Interview de Mojica pour un périodique barcelonais
© Jean Michel Pennetier

Sa mère est toujours plus souffrante : mais ce sont surtout les parties données dans la maison et la frivolité de la faune hollywoodienne qui la mine. La Grande Dépression qui suit le krach du 24 octobre 1929 appauvrit Mojica comme tout le monde, mais il n’est heureusement pas endetté. Entre deux tournages, il imagine des plans grandioses : produire lui-même ses films et en utiliser les bénéfices à des fins religieuse au Mexique. En effet, à l’identique de la France en 1902, le gouvernement mexicain a pris des lois d’exception contre le clergé : sécularisation de l’enseignement, interdiction les ordres monastiques, de l’exercice du culte en dehors des églises, de la liberté d’expression dans la presse, interdiction du port d’habits religieux, perte du droit de vote des membres du clergé, restriction du droit à la propriété des organisations religieuses… Ces décisions ont entrainé une nouvelle guerre civile, la Guerre des Cristeros, qui s’achève. Mojica fait une tournée au Mexique, où il est plus ou moins bien accueilli suivant les villes, et en offre les bénéfices à diverses causes, comme des hôpitaux. « Il me manquait toutefois un ingrédient : l’humilité ». Mojica mène en effet grand train et, à Cuba, il ne reste plus grand-chose pour aider les bonnes oeuvres et il reprend le chemin des studios. Après avoir tourné El rey de los gitanos et Melodía prohibida, il se voit proposé le rôle d’un moine franciscain dans La cruz y la espadaLe succès est au rendez-vous, et il est même colossal au Mexique. Mojica est un peu troublé par la coïncidence, mais il est encore loin d’avoir franchi le pas.

 


© Jean Michel Pennetier

Mojica part en tournée en Europe : Paris, Stockholm, Berlin (où il découvre les persécutions contre les Juifs et où la critique allemande est désastreuse alors que le public est plutôt chaleureux), Budapest. Il chante à Istanbul, découvre la Grèce, l’Égypte, la Terre Sainte… Dans le bateau entre Jaffa et Venise, une jeune française lui lit la vie de Sainte Thérèse : décidément.. A son retour en Californie, un supérieur franciscain lui propose de chanter à l’occasion de la messe du 150e anniversaire de Junípero Serra, missionnaire sanctifié, mort en Californie à Monterey. José accepte et, afin de participer pleinement à la cérémonie, décide de recevoir la communion et donc de se confesser préalablement. C’est la première fois depuis 28 ans . Les formalités ne prennent heureusement qu’une dizaine de minutes… Le 28 août 1934, après discussion avec un moine, il s’engage dans le Tiers-Ordre franciscain, une association laïque fondée par Saint-François et destinée à l’origine aux personnes mariées voulant vivre comme les moines. La règle y est toutefois beaucoup moins sévère. Mojica continue ainsi ses concerts en Amériques du Sud et Centrale et suscite quelques conversions sur son passage. Il se lance dans la production cinématographique (édifiante, faut-il le préciser). La Canción del milagro (1940) est ainsi un succès. 

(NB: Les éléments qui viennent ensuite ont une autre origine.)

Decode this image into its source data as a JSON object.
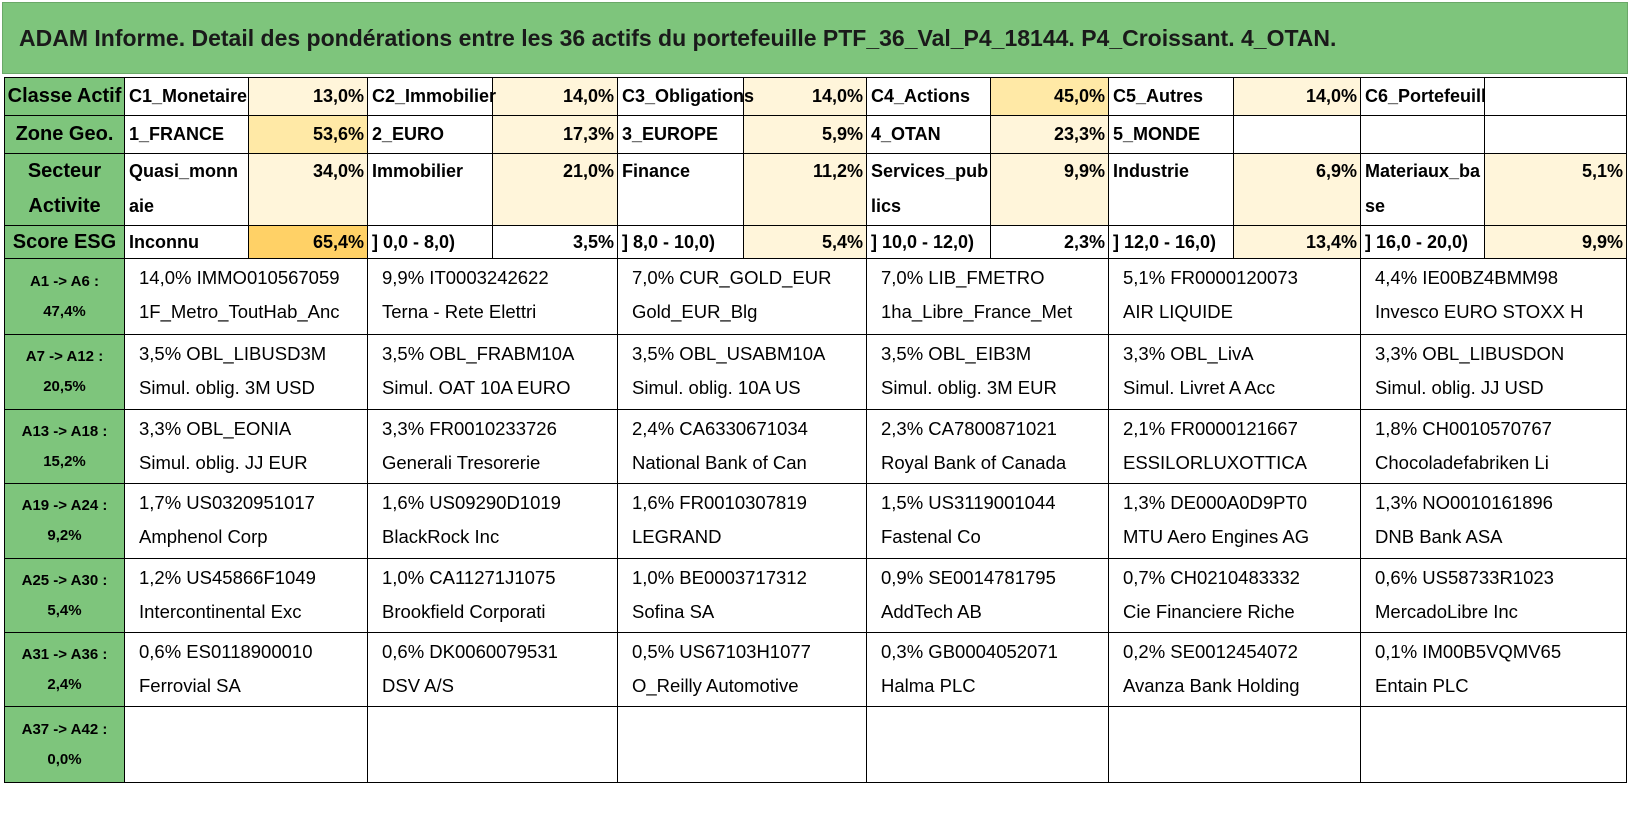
{
  "title": "ADAM Informe. Detail des pondérations entre les 36 actifs du portefeuille PTF_36_Val_P4_18144. P4_Croissant. 4_OTAN.",
  "colors": {
    "header_green": "#7ec57c",
    "shade_light": "#fff5da",
    "shade_medium": "#ffe9a6",
    "shade_strong": "#ffd166",
    "grid_line": "#000000"
  },
  "summary": {
    "classe": {
      "label": "Classe Actif",
      "cells": [
        {
          "name": "C1_Monetaire",
          "pct": "13,0%"
        },
        {
          "name": "C2_Immobilier",
          "pct": "14,0%"
        },
        {
          "name": "C3_Obligations",
          "pct": "14,0%"
        },
        {
          "name": "C4_Actions",
          "pct": "45,0%"
        },
        {
          "name": "C5_Autres",
          "pct": "14,0%"
        },
        {
          "name": "C6_Portefeuill",
          "pct": ""
        }
      ]
    },
    "zone": {
      "label": "Zone Geo.",
      "cells": [
        {
          "name": "1_FRANCE",
          "pct": "53,6%"
        },
        {
          "name": "2_EURO",
          "pct": "17,3%"
        },
        {
          "name": "3_EUROPE",
          "pct": "5,9%"
        },
        {
          "name": "4_OTAN",
          "pct": "23,3%"
        },
        {
          "name": "5_MONDE",
          "pct": ""
        },
        {
          "name": "",
          "pct": ""
        }
      ]
    },
    "secteur": {
      "label": "Secteur Activite",
      "cells": [
        {
          "name": "Quasi_monnaie",
          "pct": "34,0%"
        },
        {
          "name": "Immobilier",
          "pct": "21,0%"
        },
        {
          "name": "Finance",
          "pct": "11,2%"
        },
        {
          "name": "Services_publics",
          "pct": "9,9%"
        },
        {
          "name": "Industrie",
          "pct": "6,9%"
        },
        {
          "name": "Materiaux_base",
          "pct": "5,1%"
        }
      ]
    },
    "esg": {
      "label": "Score ESG",
      "cells": [
        {
          "name": "Inconnu",
          "pct": "65,4%"
        },
        {
          "name": "] 0,0 - 8,0)",
          "pct": "3,5%"
        },
        {
          "name": "] 8,0 - 10,0)",
          "pct": "5,4%"
        },
        {
          "name": "] 10,0 - 12,0)",
          "pct": "2,3%"
        },
        {
          "name": "] 12,0 - 16,0)",
          "pct": "13,4%"
        },
        {
          "name": "] 16,0 - 20,0)",
          "pct": "9,9%"
        }
      ]
    }
  },
  "asset_rows": [
    {
      "range": "A1 -> A6 :",
      "total": "47,4%",
      "assets": [
        {
          "line1": "14,0% IMMO010567059",
          "line2": "1F_Metro_ToutHab_Anc"
        },
        {
          "line1": "9,9% IT0003242622",
          "line2": "Terna - Rete Elettri"
        },
        {
          "line1": "7,0% CUR_GOLD_EUR",
          "line2": "Gold_EUR_Blg"
        },
        {
          "line1": "7,0% LIB_FMETRO",
          "line2": "1ha_Libre_France_Met"
        },
        {
          "line1": "5,1% FR0000120073",
          "line2": "AIR LIQUIDE"
        },
        {
          "line1": "4,4% IE00BZ4BMM98",
          "line2": "Invesco EURO STOXX H"
        }
      ]
    },
    {
      "range": "A7 -> A12 :",
      "total": "20,5%",
      "assets": [
        {
          "line1": "3,5% OBL_LIBUSD3M",
          "line2": "Simul. oblig. 3M USD"
        },
        {
          "line1": "3,5% OBL_FRABM10A",
          "line2": "Simul. OAT 10A EURO"
        },
        {
          "line1": "3,5% OBL_USABM10A",
          "line2": "Simul. oblig. 10A US"
        },
        {
          "line1": "3,5% OBL_EIB3M",
          "line2": "Simul. oblig. 3M EUR"
        },
        {
          "line1": "3,3% OBL_LivA",
          "line2": "Simul. Livret A Acc"
        },
        {
          "line1": "3,3% OBL_LIBUSDON",
          "line2": "Simul. oblig. JJ USD"
        }
      ]
    },
    {
      "range": "A13 -> A18 :",
      "total": "15,2%",
      "assets": [
        {
          "line1": "3,3% OBL_EONIA",
          "line2": "Simul. oblig. JJ EUR"
        },
        {
          "line1": "3,3% FR0010233726",
          "line2": "Generali Tresorerie"
        },
        {
          "line1": "2,4% CA6330671034",
          "line2": "National Bank of Can"
        },
        {
          "line1": "2,3% CA7800871021",
          "line2": "Royal Bank of Canada"
        },
        {
          "line1": "2,1% FR0000121667",
          "line2": "ESSILORLUXOTTICA"
        },
        {
          "line1": "1,8% CH0010570767",
          "line2": "Chocoladefabriken Li"
        }
      ]
    },
    {
      "range": "A19 -> A24 :",
      "total": "9,2%",
      "assets": [
        {
          "line1": "1,7% US0320951017",
          "line2": "Amphenol Corp"
        },
        {
          "line1": "1,6% US09290D1019",
          "line2": "BlackRock Inc"
        },
        {
          "line1": "1,6% FR0010307819",
          "line2": "LEGRAND"
        },
        {
          "line1": "1,5% US3119001044",
          "line2": "Fastenal Co"
        },
        {
          "line1": "1,3% DE000A0D9PT0",
          "line2": "MTU Aero Engines AG"
        },
        {
          "line1": "1,3% NO0010161896",
          "line2": "DNB Bank ASA"
        }
      ]
    },
    {
      "range": "A25 -> A30 :",
      "total": "5,4%",
      "assets": [
        {
          "line1": "1,2% US45866F1049",
          "line2": "Intercontinental Exc"
        },
        {
          "line1": "1,0% CA11271J1075",
          "line2": "Brookfield Corporati"
        },
        {
          "line1": "1,0% BE0003717312",
          "line2": "Sofina SA"
        },
        {
          "line1": "0,9% SE0014781795",
          "line2": "AddTech AB"
        },
        {
          "line1": "0,7% CH0210483332",
          "line2": "Cie Financiere Riche"
        },
        {
          "line1": "0,6% US58733R1023",
          "line2": "MercadoLibre Inc"
        }
      ]
    },
    {
      "range": "A31 -> A36 :",
      "total": "2,4%",
      "assets": [
        {
          "line1": "0,6% ES0118900010",
          "line2": "Ferrovial SA"
        },
        {
          "line1": "0,6% DK0060079531",
          "line2": "DSV A/S"
        },
        {
          "line1": "0,5% US67103H1077",
          "line2": "O_Reilly Automotive"
        },
        {
          "line1": "0,3% GB0004052071",
          "line2": "Halma PLC"
        },
        {
          "line1": "0,2% SE0012454072",
          "line2": "Avanza Bank Holding"
        },
        {
          "line1": "0,1% IM00B5VQMV65",
          "line2": "Entain PLC"
        }
      ]
    },
    {
      "range": "A37 -> A42 :",
      "total": "0,0%",
      "assets": [
        {
          "line1": "",
          "line2": ""
        },
        {
          "line1": "",
          "line2": ""
        },
        {
          "line1": "",
          "line2": ""
        },
        {
          "line1": "",
          "line2": ""
        },
        {
          "line1": "",
          "line2": ""
        },
        {
          "line1": "",
          "line2": ""
        }
      ]
    }
  ]
}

La grand-mère est venue habiter chez sa fille, mais les relations entre les deux femmes sont exécrables, et elle fint par repartir. Doña Virginia se décide à donner enfin la clé du mystère des origines du jeune homme et de l’attitude de sa grand-mère. Celle-ci était jalouse de l’affection particulière qui liait sa fille à son père. La suite va lui donner un excellent prétexte pour acabler sa fille. Le grand-père est malade. Son docteur est séduisant. Il joue de la guitare et chante avec une voix semblable à celle qu’aura José. Le docteur et  Virginia se promettent le mariage. Finalement, on ne prend plus trop de précautions, et il arrive ce qui arrive dans ces cas-là. Et soudain le bon docteur disparait. Il reviendra trois mois plus tard avec une femme et déjà deux enfants… Quand Virginia se confie à sa mère, celle-ci la bat et essaie de la forcer à se débarrasser de l’enfant qu’elle porte, mais Virginia tient bon. Alors que José n’a qu’un mois, le grand-père meurt. Plusieurs années plus tard, le père naturel décède également, dans un accident de calèche, emporté par des chevaux devenus fous. Quant au beau-père Francisco, José apprend qu’il abusera de Virginia pour pouvoir l’épouser, ce qui donne une toute autre dimension au pardon ultérieur de celle-ci.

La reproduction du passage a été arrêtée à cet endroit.